Greyhound racing venue in Hinckley, England

Hinckley Greyhound Stadium was a greyhound racing stadium on Nutts Lane in Hinckley, south-west Leicestershire.

==Origins==
A man called Joe Grant started the Hinckley Greyhound and Whippet Racing Association in 1936 and a track was constructed in Nutts Lane directly on the north side of the London, Midland and Scottish Railway South Leicestershire branch.

==Opening==
The track opened in 1936 and the racing was independent (not affiliated to the sports governing body the National Greyhound Racing Club).

==History==
During the 1930s and 1940s the stadium ran mixed meetings where the greyhound races were supplemented by whippet racing. Joe Grant purchased an extra one and a half acres in 1947 and the track was extended. A McWhiter hare system was installed and the track established itself as one of the leading flapping tracks in the country. Flapping was the nickname given to independent tracks.
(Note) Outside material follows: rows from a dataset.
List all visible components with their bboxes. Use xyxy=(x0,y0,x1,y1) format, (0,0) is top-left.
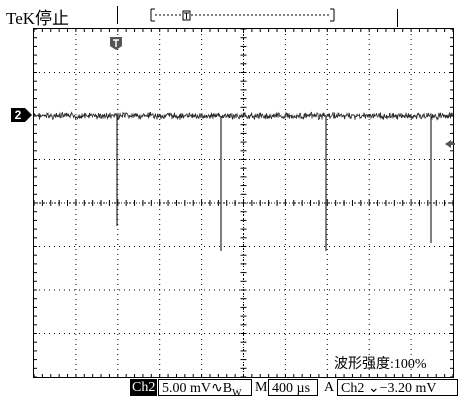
channel-marker-arrow-icon xyxy=(25,108,32,122)
scope-status: TeK停止 xyxy=(6,4,69,29)
timebase-readout[interactable]: 400 µs xyxy=(268,379,318,396)
bandwidth-limit-icon: ∿B xyxy=(211,381,233,396)
timebase-prefix: M xyxy=(255,380,268,395)
trigger-channel: Ch2 xyxy=(341,381,365,396)
status-bar: Ch2 5.00 mV∿BW M 400 µs A Ch2 ⌄−3.20 mV xyxy=(0,378,458,399)
trigger-position-icon xyxy=(182,10,191,21)
record-position-indicator xyxy=(150,8,335,22)
channel-2-marker[interactable]: 2 xyxy=(11,108,25,122)
volts-per-div: 5.00 mV xyxy=(162,381,211,396)
top-bar: TeK停止 xyxy=(0,0,458,28)
graticule xyxy=(34,29,453,377)
trigger-readout[interactable]: Ch2 ⌄−3.20 mV xyxy=(337,379,458,396)
brand-label: TeK xyxy=(6,9,36,28)
right-marker-bar xyxy=(397,9,398,27)
trigger-slope-icon: ⌄ xyxy=(367,381,380,396)
run-state-label: 停止 xyxy=(35,9,70,28)
cursor-bar xyxy=(117,6,118,24)
waveform-intensity-readout: 波形强度:100% xyxy=(334,357,427,372)
trigger-level-arrow-icon[interactable] xyxy=(445,139,455,149)
signal-trace xyxy=(34,111,453,121)
channel-badge[interactable]: Ch2 xyxy=(130,379,158,396)
trigger-level: −3.20 mV xyxy=(379,381,437,396)
vertical-scale-readout[interactable]: 5.00 mV∿BW xyxy=(158,379,252,399)
bandwidth-sub: W xyxy=(232,387,242,399)
trigger-prefix: A xyxy=(324,380,335,395)
waveform-display xyxy=(33,28,454,378)
trigger-position-marker-icon[interactable] xyxy=(110,37,122,50)
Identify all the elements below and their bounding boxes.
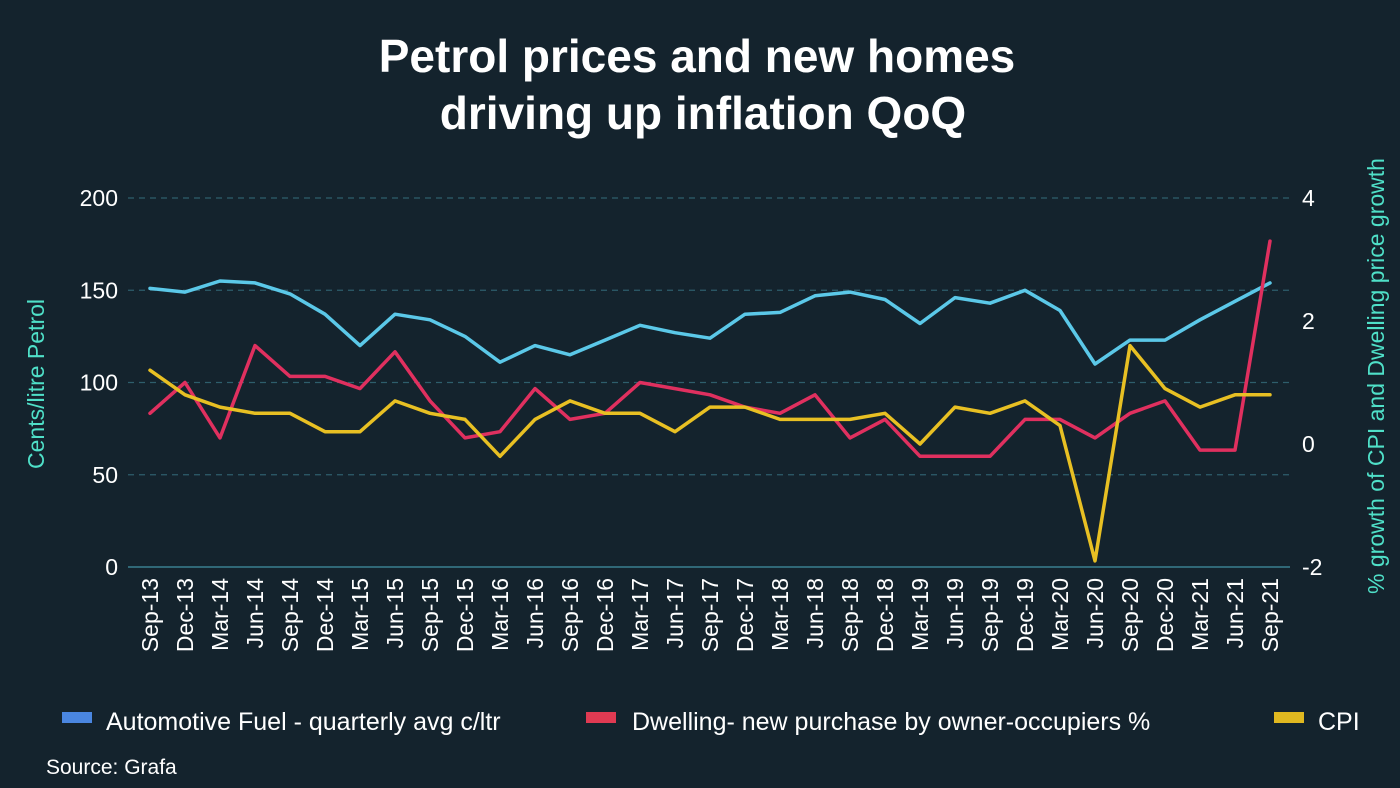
x-tick-label: Jun-19 [942,578,968,648]
x-axis: Sep-13 Dec-13 Mar-14 Jun-14 Sep-14 Dec-14 Mar-… [137,578,1283,652]
legend-swatch-cpi [1274,712,1304,723]
x-tick-label: Jun-16 [522,578,548,648]
x-tick-label: Sep-17 [697,578,723,652]
legend-item-fuel[interactable]: Automotive Fuel - quarterly avg c/ltr [62,708,501,736]
x-tick-label: Dec-17 [732,578,758,652]
legend-item-dwelling[interactable]: Dwelling- new purchase by owner-occupier… [586,708,1150,736]
legend-label-dwelling: Dwelling- new purchase by owner-occupier… [632,708,1150,736]
x-tick-label: Sep-13 [137,578,163,652]
x-tick-label: Mar-18 [767,578,793,651]
legend-label-cpi: CPI [1318,708,1360,736]
x-tick-label: Sep-21 [1257,578,1283,652]
series-lines [148,239,1272,563]
right-y-tick-label: 2 [1302,308,1315,334]
legend-label-fuel: Automotive Fuel - quarterly avg c/ltr [106,708,501,736]
left-y-tick-label: 0 [105,554,118,580]
x-tick-label: Sep-15 [417,578,443,652]
x-tick-label: Dec-16 [592,578,618,652]
source-note: Source: Grafa [46,756,177,779]
x-tick-label: Mar-17 [627,578,653,651]
x-tick-label: Dec-14 [312,578,338,652]
x-tick-label: Jun-18 [802,578,828,648]
grid [128,197,1290,568]
x-tick-label: Sep-14 [277,578,303,652]
x-tick-label: Sep-18 [837,578,863,652]
x-tick-label: Sep-19 [977,578,1003,652]
legend: Automotive Fuel - quarterly avg c/ltr Dw… [62,708,1360,736]
x-tick-label: Dec-19 [1012,578,1038,652]
x-tick-label: Jun-17 [662,578,688,648]
right-y-axis-title: % growth of CPI and Dwelling price growt… [1363,158,1389,594]
left-y-axis-title: Cents/litre Petrol [23,299,49,469]
right-y-tick-label: 4 [1302,185,1315,211]
left-y-tick-label: 150 [80,277,118,303]
series-line-0[interactable] [148,279,1272,366]
x-tick-label: Jun-14 [242,578,268,649]
x-tick-label: Jun-20 [1082,578,1108,648]
right-y-tick-label: -2 [1302,554,1322,580]
x-tick-label: Dec-20 [1152,578,1178,652]
chart-title-line-2: driving up inflation QoQ [440,87,966,139]
right-y-tick-label: 0 [1302,431,1315,457]
x-tick-label: Jun-15 [382,578,408,648]
x-tick-label: Mar-14 [207,578,233,651]
x-tick-label: Sep-16 [557,578,583,652]
left-y-tick-label: 200 [80,185,118,211]
x-tick-label: Mar-20 [1047,578,1073,651]
left-y-tick-label: 100 [80,370,118,396]
x-tick-label: Mar-21 [1187,578,1213,651]
series-line-2[interactable] [148,343,1272,563]
x-tick-label: Mar-16 [487,578,513,651]
chart-title-line-1: Petrol prices and new homes [379,30,1016,82]
x-tick-label: Mar-19 [907,578,933,651]
legend-swatch-dwelling [586,712,616,723]
x-tick-label: Dec-13 [172,578,198,652]
left-y-tick-label: 50 [92,462,118,488]
legend-item-cpi[interactable]: CPI [1274,708,1360,736]
left-y-axis: 0 50 100 150 200 [80,185,118,580]
x-tick-label: Jun-21 [1222,578,1248,648]
x-tick-label: Mar-15 [347,578,373,651]
x-tick-label: Dec-15 [452,578,478,652]
right-y-axis: -2 0 2 4 [1302,185,1322,580]
series-line-1[interactable] [148,239,1272,459]
x-tick-label: Sep-20 [1117,578,1143,652]
legend-swatch-fuel [62,712,92,723]
x-tick-label: Dec-18 [872,578,898,652]
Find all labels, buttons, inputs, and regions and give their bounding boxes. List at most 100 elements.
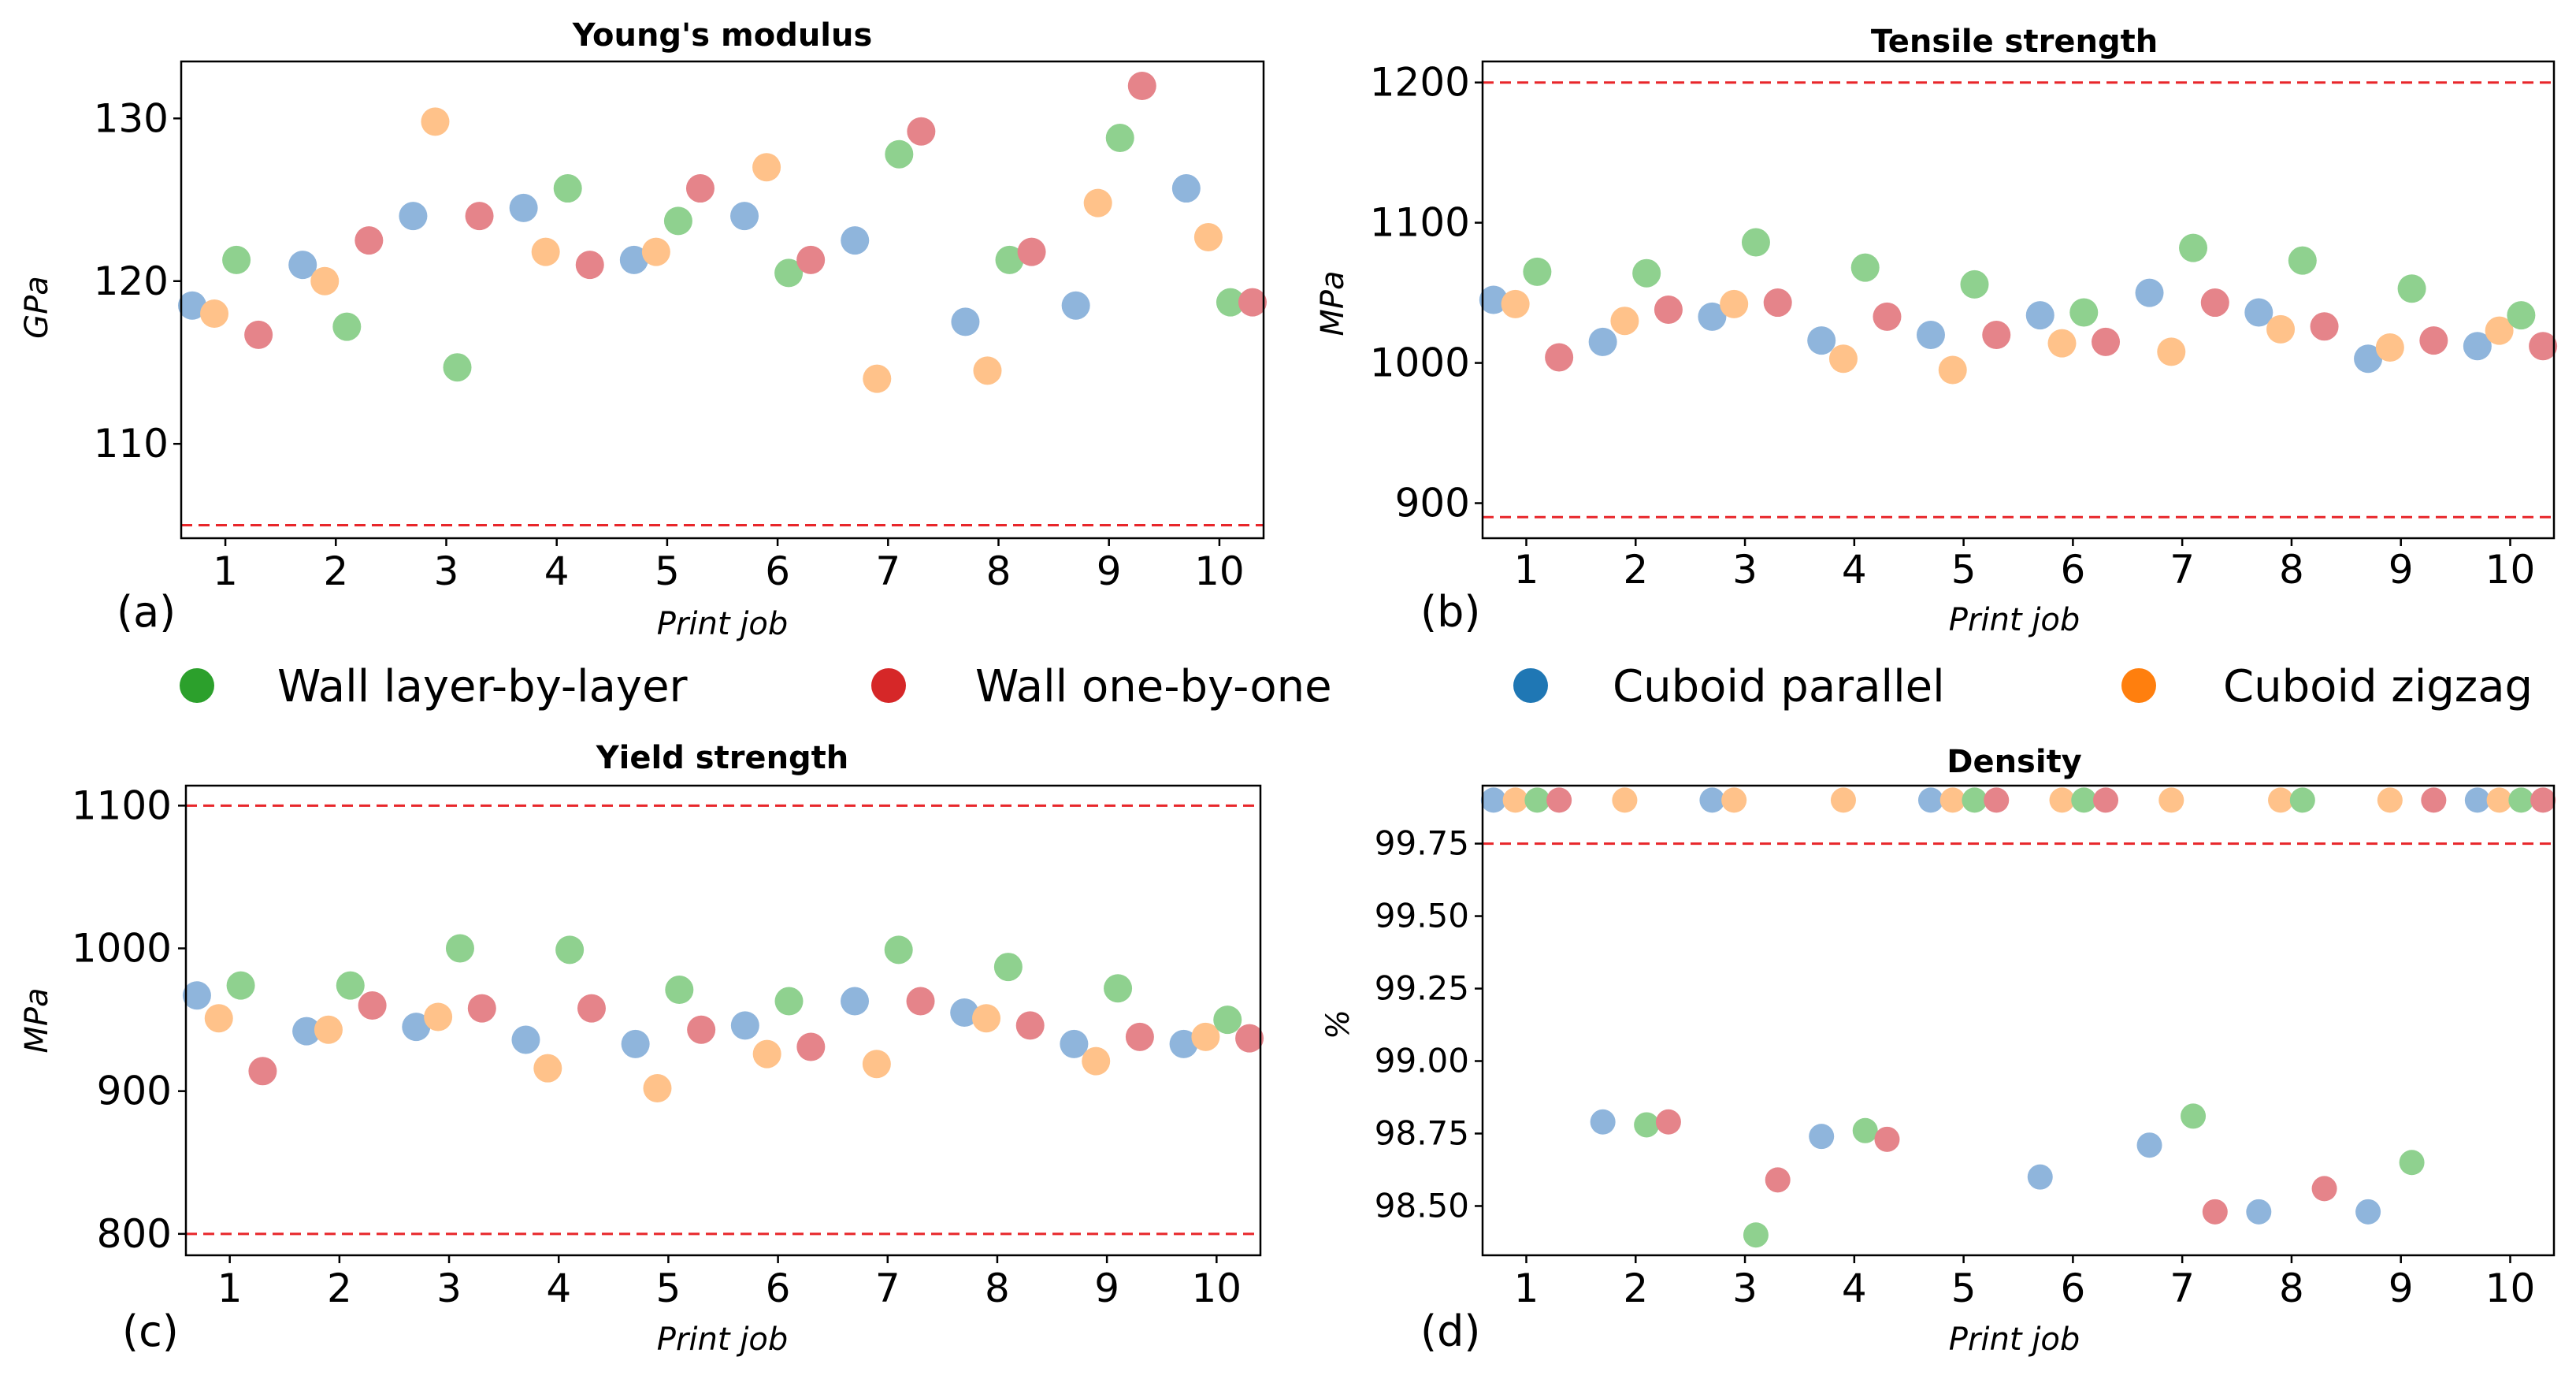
data-point xyxy=(619,245,648,274)
data-point xyxy=(531,237,560,266)
panel-label: (b) xyxy=(1420,587,1480,637)
data-point xyxy=(465,202,494,231)
data-point xyxy=(1807,326,1836,355)
data-point xyxy=(972,1004,1001,1033)
data-point xyxy=(1524,787,1550,813)
x-tick-label: 9 xyxy=(1094,1266,1119,1311)
data-point xyxy=(2311,1176,2337,1202)
data-point xyxy=(577,994,606,1023)
data-point xyxy=(1017,237,1046,266)
data-point xyxy=(1588,327,1617,356)
y-tick-label: 900 xyxy=(1395,481,1470,526)
data-point xyxy=(973,356,1002,385)
data-point xyxy=(2419,326,2448,355)
data-point xyxy=(1917,787,1943,813)
data-point xyxy=(2464,787,2490,813)
data-point xyxy=(2136,1132,2162,1158)
data-point xyxy=(1545,343,1574,372)
y-tick-label: 1100 xyxy=(72,782,172,828)
data-point xyxy=(445,934,474,963)
data-point xyxy=(2289,787,2315,813)
data-point xyxy=(1828,344,1858,374)
data-point xyxy=(2049,787,2075,813)
data-point xyxy=(1634,1112,1660,1138)
y-tick-label: 1000 xyxy=(1370,340,1470,386)
data-point xyxy=(1850,253,1880,282)
data-point xyxy=(2202,1199,2228,1225)
data-point xyxy=(1763,288,1792,318)
data-point xyxy=(2421,787,2447,813)
data-point xyxy=(226,971,255,1000)
data-point xyxy=(1105,124,1134,153)
y-tick-label: 1100 xyxy=(1370,200,1470,246)
legend-label: Wall layer-by-layer xyxy=(277,661,689,712)
x-tick-label: 8 xyxy=(986,548,1011,594)
data-point xyxy=(1612,787,1638,813)
x-tick-label: 2 xyxy=(327,1266,352,1311)
data-point xyxy=(2266,314,2296,344)
data-point xyxy=(1632,258,1661,288)
data-point xyxy=(1235,1024,1264,1053)
data-point xyxy=(1015,1011,1045,1040)
data-point xyxy=(1982,320,2011,349)
data-point xyxy=(2246,1199,2272,1225)
data-point xyxy=(621,1029,650,1058)
data-point xyxy=(553,174,582,203)
data-point xyxy=(1916,320,1945,349)
data-point xyxy=(399,202,428,231)
data-point xyxy=(841,987,870,1016)
y-tick-label: 120 xyxy=(94,258,169,304)
y-tick-label: 110 xyxy=(94,421,169,466)
data-point xyxy=(2397,274,2426,303)
data-point xyxy=(906,987,935,1016)
data-point xyxy=(1546,787,1572,813)
data-point xyxy=(1104,974,1133,1003)
x-axis-label: Print job xyxy=(1949,602,2080,638)
data-point xyxy=(1216,288,1245,317)
data-point xyxy=(2399,1150,2425,1176)
data-point xyxy=(2179,233,2208,262)
data-point xyxy=(1061,291,1090,320)
data-point xyxy=(643,1074,672,1103)
data-point xyxy=(1127,71,1156,100)
x-tick-label: 10 xyxy=(2485,1266,2536,1311)
data-point xyxy=(2025,301,2054,330)
data-point xyxy=(332,312,362,341)
data-point xyxy=(533,1054,562,1083)
data-point xyxy=(248,1057,277,1086)
data-point xyxy=(993,953,1023,982)
data-point xyxy=(2047,329,2077,358)
x-tick-label: 6 xyxy=(765,548,790,594)
data-point xyxy=(402,1013,431,1042)
y-tick-label: 98.50 xyxy=(1375,1186,1469,1225)
data-point xyxy=(2508,787,2534,813)
x-tick-label: 1 xyxy=(1514,547,1539,593)
data-point xyxy=(182,981,211,1010)
x-tick-label: 6 xyxy=(2060,547,2085,593)
data-point xyxy=(2310,312,2339,341)
data-point xyxy=(1480,787,1506,813)
x-tick-label: 5 xyxy=(656,1266,681,1311)
data-point xyxy=(244,320,273,349)
data-point xyxy=(509,193,538,222)
data-point xyxy=(1743,1222,1769,1248)
panel-tensile-strength: Tensile strength Print job MPa (b) 1 2 3 4 5… xyxy=(1315,24,2558,638)
data-point xyxy=(1523,257,1552,286)
data-point xyxy=(841,226,870,255)
data-point xyxy=(2507,301,2536,330)
x-tick-label: 3 xyxy=(436,1266,462,1311)
data-point xyxy=(1873,302,1902,331)
x-tick-label: 8 xyxy=(985,1266,1010,1311)
data-point xyxy=(1082,1046,1111,1076)
y-axis-label: MPa xyxy=(1315,270,1351,336)
data-point xyxy=(1962,787,1988,813)
x-tick-label: 5 xyxy=(1951,1266,1977,1311)
data-point xyxy=(1169,1029,1198,1058)
plot-frame xyxy=(180,60,1265,540)
data-point xyxy=(1610,307,1639,336)
data-point xyxy=(730,1011,759,1040)
data-point xyxy=(2135,278,2164,307)
data-point xyxy=(2069,298,2099,327)
panel-youngs-modulus: Young's modulus Print job GPa (a) 1 2 3 4 5 6… xyxy=(19,17,1267,642)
By 1960s the McWhirter hare system was replaced by the 'Inside Sumner' on a track measuring a 400-yard circumference with race distances over 300, 500, 710 and 900 yards. Racing was held on Wednesday and Saturday evening at 7.30pm.

In 1972 Tom Grant took over from Joe after his death in 1972. During the 1980s and 1990s the track had a covered stand, car parking for 200 vehicles and a computerised totalisator. The stadium also held a Sunday market.

==Closure==
The council granted Crest Nicholson planning permission in 2006 for 84 homes. The stadium was demolished making way for housing called Greyhound Croft.